Andohr lächelte. Er würde heute nacht ein Mann werden! – Im Leben oder im Tod!
Plötzlich war der Weg zu Ende.
Das mannshohe Gras stand wie eine Mauer vor Andohr. Er streckte die Spitze des Lanzenschwertes
nach vorn und drang ungestüm in die rauschenden Wedel ein. Der Wind wehte ihm entgegen, und gar
zu leicht konnte sich ein Sechstatzer im Windschatten von hinten anschleichen. Nur die eigene
Schnelligkeit vermochte das zu verhindern. Was von vorn kam, das würde Andohrs ausgeprägter
Geruchssinn rechtzeitig wahrnehmen: Der Wind trug ihm alle Gerüche überdeutlich entgegen.
Kurz danach stand er vor dem niedrigen und felsenleeren Ufer des Blutigen Stromes, Glucksen
und Gurgeln drang zu ihm herüber. Schemenhaft ragte der finstere Koloß der Geisterklippe aus den
unübersehbaren Fluten.
Einen einzigen bangen Herzschlag lang erschien Andohr die Klippe wie ein schwarzes Verhängnis.
Er fröstelte.
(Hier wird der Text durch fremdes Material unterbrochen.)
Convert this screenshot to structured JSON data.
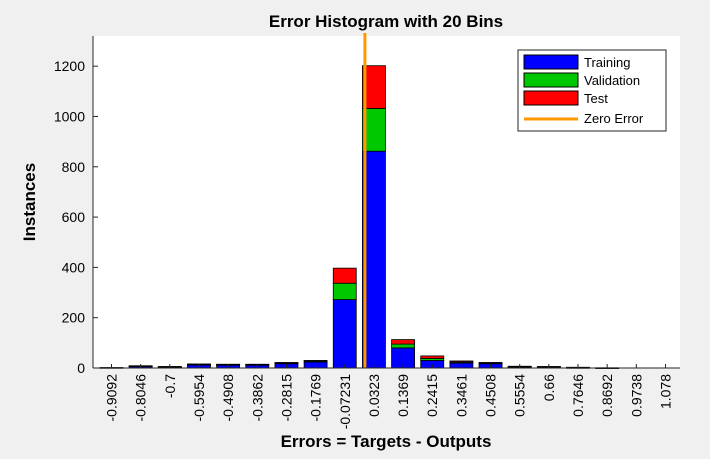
{
  "colors": {
    "training": "#0000ff",
    "validation": "#00c800",
    "test": "#ff0000",
    "zero_error": "#ff9900",
    "bar_edge": "#000000"
  },
  "chart_data": {
    "type": "bar",
    "stacked": true,
    "title": "Error Histogram with 20 Bins",
    "xlabel": "Errors = Targets - Outputs",
    "ylabel": "Instances",
    "ylim": [
      0,
      1320
    ],
    "yticks": [
      0,
      200,
      400,
      600,
      800,
      1000,
      1200
    ],
    "grid": false,
    "legend_position": "top-right",
    "categories": [
      "-0.9092",
      "-0.8046",
      "-0.7",
      "-0.5954",
      "-0.4908",
      "-0.3862",
      "-0.2815",
      "-0.1769",
      "-0.07231",
      "0.0323",
      "0.1369",
      "0.2415",
      "0.3461",
      "0.4508",
      "0.5554",
      "0.66",
      "0.7646",
      "0.8692",
      "0.9738",
      "1.078"
    ],
    "series": [
      {
        "name": "Training",
        "color_key": "training",
        "values": [
          2,
          7,
          4,
          14,
          13,
          13,
          18,
          24,
          272,
          862,
          80,
          30,
          20,
          18,
          5,
          4,
          2,
          1,
          0,
          0
        ]
      },
      {
        "name": "Validation",
        "color_key": "validation",
        "values": [
          0,
          1,
          1,
          1,
          1,
          1,
          2,
          4,
          65,
          170,
          15,
          8,
          4,
          2,
          1,
          1,
          1,
          0,
          0,
          0
        ]
      },
      {
        "name": "Test",
        "color_key": "test",
        "values": [
          0,
          1,
          1,
          1,
          1,
          1,
          2,
          2,
          60,
          170,
          18,
          10,
          4,
          2,
          1,
          1,
          0,
          0,
          0,
          0
        ]
      }
    ],
    "zero_error": {
      "name": "Zero Error",
      "x": 0
    }
  }
}
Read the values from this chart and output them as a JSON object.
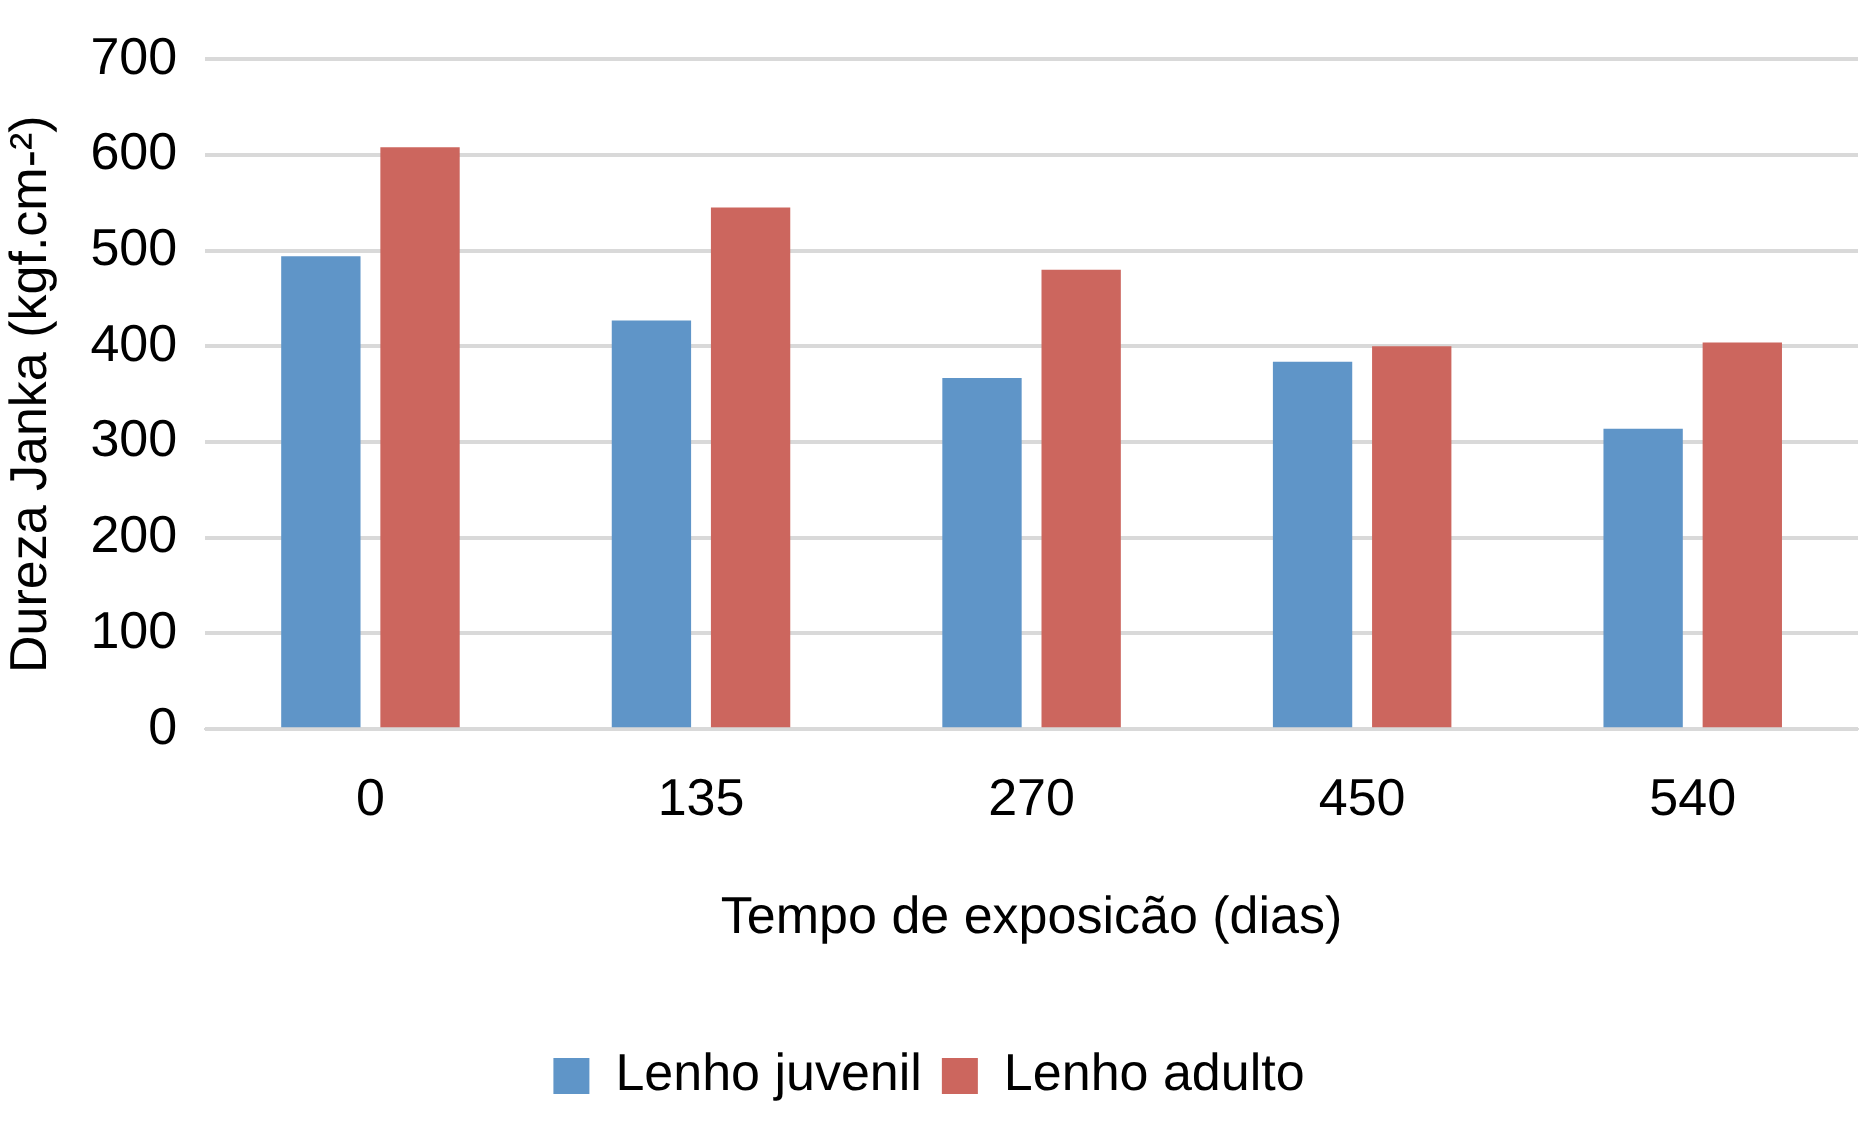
{
  "chart_data": {
    "type": "bar",
    "xlabel": "Tempo de exposicão (dias)",
    "ylabel": "Dureza Janka (kgf.cm-²)",
    "categories": [
      "0",
      "135",
      "270",
      "450",
      "540"
    ],
    "series": [
      {
        "name": "Lenho juvenil",
        "color": "#5f95c8",
        "values": [
          494,
          427,
          367,
          384,
          314
        ]
      },
      {
        "name": "Lenho adulto",
        "color": "#cc665e",
        "values": [
          608,
          545,
          480,
          400,
          404
        ]
      }
    ],
    "ylim": [
      0,
      700
    ],
    "yticks": [
      0,
      100,
      200,
      300,
      400,
      500,
      600,
      700
    ],
    "grid": "y",
    "legend": "bottom"
  }
}
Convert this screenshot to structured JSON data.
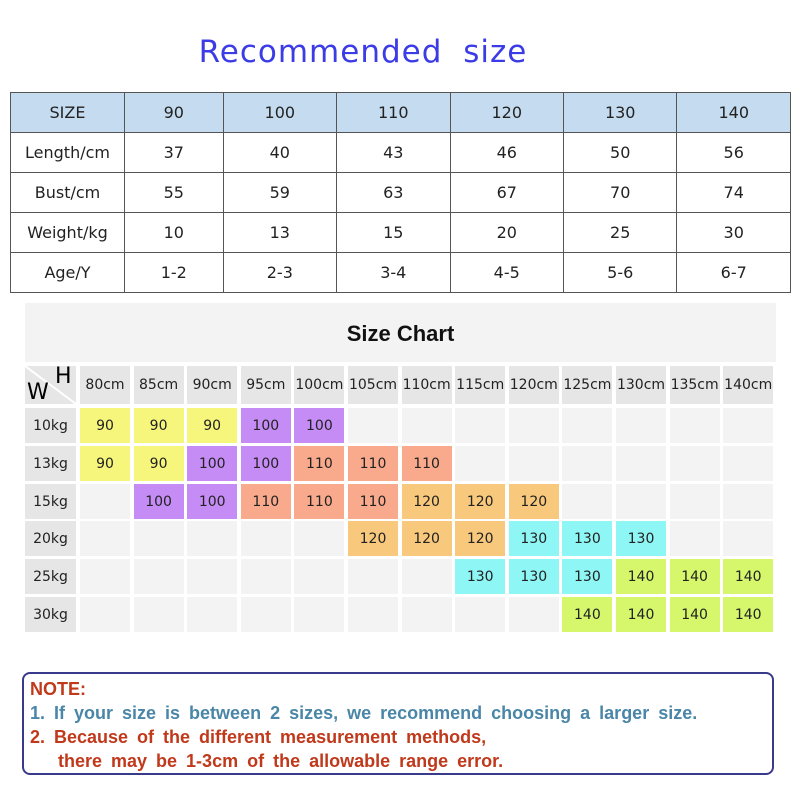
{
  "title": "Recommended  size",
  "size_table": {
    "header": [
      "SIZE",
      "90",
      "100",
      "110",
      "120",
      "130",
      "140"
    ],
    "rows": [
      [
        "Length/cm",
        "37",
        "40",
        "43",
        "46",
        "50",
        "56"
      ],
      [
        "Bust/cm",
        "55",
        "59",
        "63",
        "67",
        "70",
        "74"
      ],
      [
        "Weight/kg",
        "10",
        "13",
        "15",
        "20",
        "25",
        "30"
      ],
      [
        "Age/Y",
        "1-2",
        "2-3",
        "3-4",
        "4-5",
        "5-6",
        "6-7"
      ]
    ]
  },
  "size_chart": {
    "title": "Size Chart",
    "corner_h": "H",
    "corner_w": "W",
    "heights": [
      "80cm",
      "85cm",
      "90cm",
      "95cm",
      "100cm",
      "105cm",
      "110cm",
      "115cm",
      "120cm",
      "125cm",
      "130cm",
      "135cm",
      "140cm"
    ],
    "weights": [
      "10kg",
      "13kg",
      "15kg",
      "20kg",
      "25kg",
      "30kg"
    ],
    "cells": [
      [
        "90",
        "90",
        "90",
        "100",
        "100",
        "",
        "",
        "",
        "",
        "",
        "",
        "",
        ""
      ],
      [
        "90",
        "90",
        "100",
        "100",
        "110",
        "110",
        "110",
        "",
        "",
        "",
        "",
        "",
        ""
      ],
      [
        "",
        "100",
        "100",
        "110",
        "110",
        "110",
        "120",
        "120",
        "120",
        "",
        "",
        "",
        ""
      ],
      [
        "",
        "",
        "",
        "",
        "",
        "120",
        "120",
        "120",
        "130",
        "130",
        "130",
        "",
        ""
      ],
      [
        "",
        "",
        "",
        "",
        "",
        "",
        "",
        "130",
        "130",
        "130",
        "140",
        "140",
        "140"
      ],
      [
        "",
        "",
        "",
        "",
        "",
        "",
        "",
        "",
        "",
        "140",
        "140",
        "140",
        "140"
      ]
    ],
    "colors": {
      "90": "#f6f67c",
      "100": "#c68cf6",
      "110": "#f9aa8c",
      "120": "#f8c87c",
      "130": "#8ef6f4",
      "140": "#d6f66c"
    }
  },
  "note": {
    "heading": "NOTE:",
    "line1": "1.  If your  size is between 2 sizes, we recommend choosing a larger size.",
    "line2": "2.  Because of the different measurement  methods,",
    "line3": "there may be 1-3cm of the allowable range error."
  }
}
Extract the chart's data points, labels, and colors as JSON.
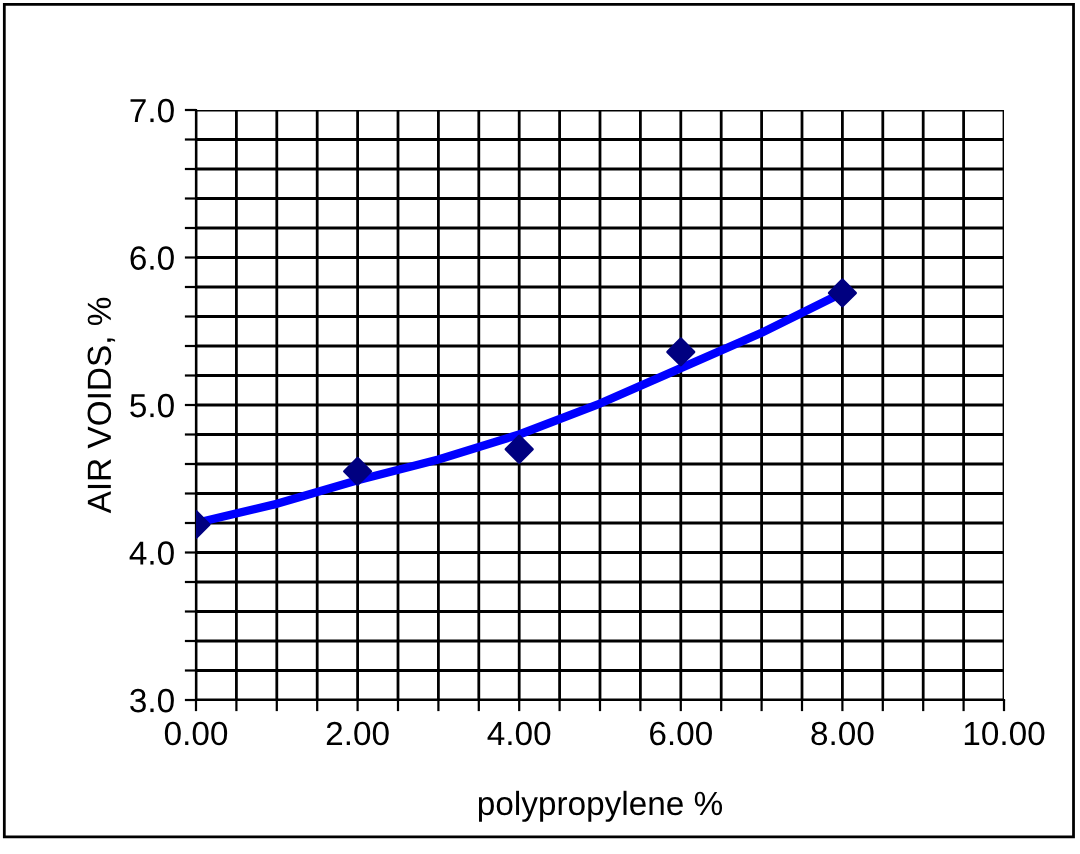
{
  "chart_data": {
    "type": "scatter",
    "xlabel": "polypropylene %",
    "ylabel": "AIR VOIDS, %",
    "x": [
      0,
      2,
      4,
      6,
      8
    ],
    "series": [
      {
        "color": "#000080",
        "marker": "diamond",
        "values": [
          4.19,
          4.55,
          4.7,
          5.36,
          5.76
        ]
      },
      {
        "type": "line",
        "color": "#0000ff",
        "marker": "none",
        "line_style": "solid",
        "x": [
          0,
          1,
          2,
          3,
          4,
          5,
          6,
          7,
          8
        ],
        "values": [
          4.2,
          4.33,
          4.49,
          4.63,
          4.8,
          5.01,
          5.25,
          5.49,
          5.76
        ]
      }
    ],
    "xlim": [
      0,
      10
    ],
    "ylim": [
      3,
      7
    ],
    "xticks": [
      {
        "value": 0,
        "label": "0.00"
      },
      {
        "value": 0.5,
        "label": null
      },
      {
        "value": 1,
        "label": null
      },
      {
        "value": 1.5,
        "label": null
      },
      {
        "value": 2,
        "label": "2.00"
      },
      {
        "value": 2.5,
        "label": null
      },
      {
        "value": 3,
        "label": null
      },
      {
        "value": 3.5,
        "label": null
      },
      {
        "value": 4,
        "label": "4.00"
      },
      {
        "value": 4.5,
        "label": null
      },
      {
        "value": 5,
        "label": null
      },
      {
        "value": 5.5,
        "label": null
      },
      {
        "value": 6,
        "label": "6.00"
      },
      {
        "value": 6.5,
        "label": null
      },
      {
        "value": 7,
        "label": null
      },
      {
        "value": 7.5,
        "label": null
      },
      {
        "value": 8,
        "label": "8.00"
      },
      {
        "value": 8.5,
        "label": null
      },
      {
        "value": 9,
        "label": null
      },
      {
        "value": 9.5,
        "label": null
      },
      {
        "value": 10,
        "label": "10.00"
      }
    ],
    "yticks": [
      {
        "value": 3,
        "label": "3.0"
      },
      {
        "value": 3.2,
        "label": null
      },
      {
        "value": 3.4,
        "label": null
      },
      {
        "value": 3.6,
        "label": null
      },
      {
        "value": 3.8,
        "label": null
      },
      {
        "value": 4,
        "label": "4.0"
      },
      {
        "value": 4.2,
        "label": null
      },
      {
        "value": 4.4,
        "label": null
      },
      {
        "value": 4.6,
        "label": null
      },
      {
        "value": 4.8,
        "label": null
      },
      {
        "value": 5,
        "label": "5.0"
      },
      {
        "value": 5.2,
        "label": null
      },
      {
        "value": 5.4,
        "label": null
      },
      {
        "value": 5.6,
        "label": null
      },
      {
        "value": 5.8,
        "label": null
      },
      {
        "value": 6,
        "label": "6.0"
      },
      {
        "value": 6.2,
        "label": null
      },
      {
        "value": 6.4,
        "label": null
      },
      {
        "value": 6.6,
        "label": null
      },
      {
        "value": 6.8,
        "label": null
      },
      {
        "value": 7,
        "label": "7.0"
      }
    ],
    "grid": true,
    "legend": false
  }
}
Aber dann wappnete er sich mit seinem ganzen Mut und schritt tapfer in die
rauschende Flut.
Als ihm das Wasser bis zur Brust reichte, begann er zu schwimmen. Kraftvolle Stöße brachten
ihn rasch vorwärts. Das Lanzenschwert hielt er fest umklammert, obwohl ihm diese Waffe plötzlich
unzureichend gegenüber den Gefahren erschien, die auf der Geisterklippe lauerten.
Ein naßtriefender Schatten tauchte jählings neben ihm auf. Ein breites, scharfzahniges Maul
öffnete sich. Andohr warf sich herum und tauchte weg. Über ihm wurde die Flut schäumend
aufgewühlt. Andohr hielt sich mit oft geübten leichten Bewegungen und wartete. Als sich seine
Augen an die Dunkelheit der nächtlichen Wassertiefe gewöhnt hatten, entdeckte er den glatten
Unterleib des Schlingers. Sorgfältig zielte er mit der Spitze des Lanzenschwertes auf die Stelle
unterhalb des Kehlsackes – dann schnellte er sich nach oben.
Er wurde aus dem Wasser geschleudert, als sich das Untier vor Schmerz und blinder Wut wand.
Aber eisern hielt er seine Waffe fest. Wieder und wieder klatschte er auf die Wasseroberfläche.
Oft genug geriet der peitschende Schweif des Schlingers in bedrohliche Nähe.
Dann war der Kampf vorüber. Blut färbte das Wasser. Der Kadaver des Räubers trieb stromab.
Bald würden ihn die Artgenossen verschlingen.
Andohr aber wandte sich erneut der Geisterklippe zu.
Wenig später türmte sich die zackige Klippe riesengroß vor ihm auf. Andohr zog sich an den von
Gischt benetzten Steinen empor. Dann lag er außerhalb der strudelnden Flut und rang nach Atem.
Seine Augen waren starr auf den schwarzen Fels gerichtet. Schründe und Höhlen schienen in dieser
unheimlichen Nacht zu den Öffnungen eines Totenschädels zu werden. Eine stumme Drohung ging von
ihnen aus.
Nach einiger Zeit, als sich Andohr von der Anstrengung der Flußüberquerung erholt hatte,
richtete er sich auf und begann nach einem Aufstieg zu suchen.
Die dunklen Wolken, die plötzlich den Himmel überzogen, schnitten das Licht der Sterne ab.